Still, as Gilbert’s The Atlantic review suggested, Paula is more about Thicke’s aggrieved ego than it is about Patton. It’s a desperate plea to set things right again that completely exploits the relationship’s demise for public sympathy.
“Look at me/I’m showing off again/Because vanity’s my only friend,” he sings in “Something Bad,” but it seems less like a self-critique and more a statement of fact. In the slick “Love Can Come Back,” with its slinky sax and gospel organ, he seems to be singing directly to Miley Cyrus: “Oh, you’re way too young to dance like that/In front of a man like me, baby.” Again, he’s not showing any remorse, just restating the facts hoping we’ll commiserate.

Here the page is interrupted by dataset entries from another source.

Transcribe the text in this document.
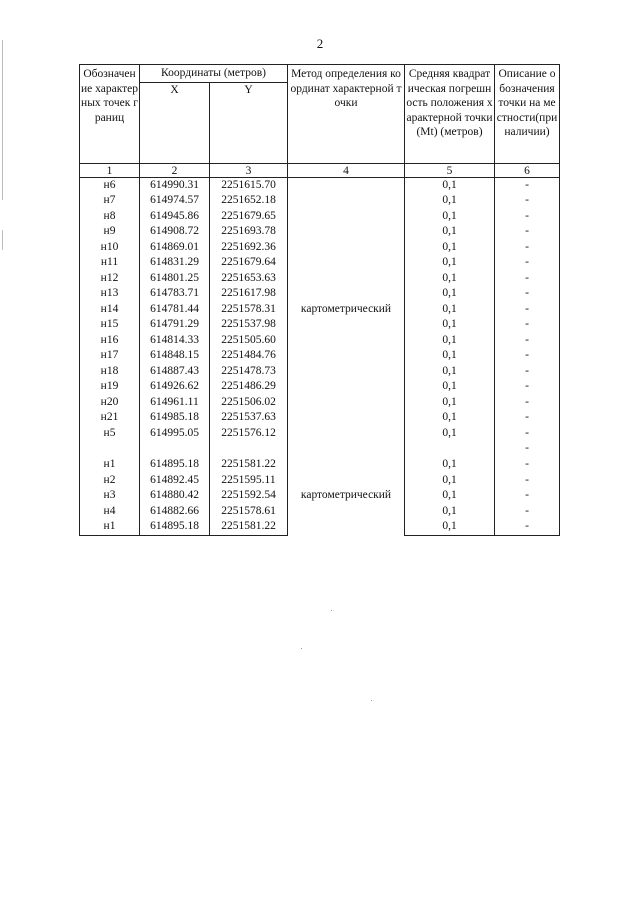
2
Обозначение характерных точек границ	Координаты (метров)		Метод определения координат характерной точки	Средняя квадратическая погрешность положения характерной точки (Мt) (метров)	Описание обозначения точки на местности(при наличии)
	X	Y			
1	2	3	4	5	6
н6	614990.31	2251615.70	картометрический	0,1	-
н7	614974.57	2251652.18		0,1	-
н8	614945.86	2251679.65		0,1	-
н9	614908.72	2251693.78		0,1	-
н10	614869.01	2251692.36		0,1	-
н11	614831.29	2251679.64		0,1	-
н12	614801.25	2251653.63		0,1	-
н13	614783.71	2251617.98		0,1	-
н14	614781.44	2251578.31		0,1	-
н15	614791.29	2251537.98		0,1	-
н16	614814.33	2251505.60		0,1	-
н17	614848.15	2251484.76		0,1	-
н18	614887.43	2251478.73		0,1	-
н19	614926.62	2251486.29		0,1	-
н20	614961.11	2251506.02		0,1	-
н21	614985.18	2251537.63		0,1	-
н5	614995.05	2251576.12		0,1	-
					-
н1	614895.18	2251581.22	картометрический	0,1	-
н2	614892.45	2251595.11		0,1	-
н3	614880.42	2251592.54		0,1	-
н4	614882.66	2251578.61		0,1	-
н1	614895.18	2251581.22		0,1	-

STORY Robin Thicke’s ‘Paula’: What the Critics Are Saying
“I gotta get her go get her go get her back,” he whispers in “Get Her Back,” but there’s no pain underneath that plea, unlike John Lennon moaning “Oh, Yoko.” No, this isn’t a desperate man who would do anything to get his wife back. It’s a slick pop-soul singer coming off the biggest hit in his career groping for a follow-up. “Forgive me baby,” he insists, but as Robin Thicke puts it in one of the songs here, it may already be “Too Little Too Late.” Better he should have written about why he has to pay attorney fees.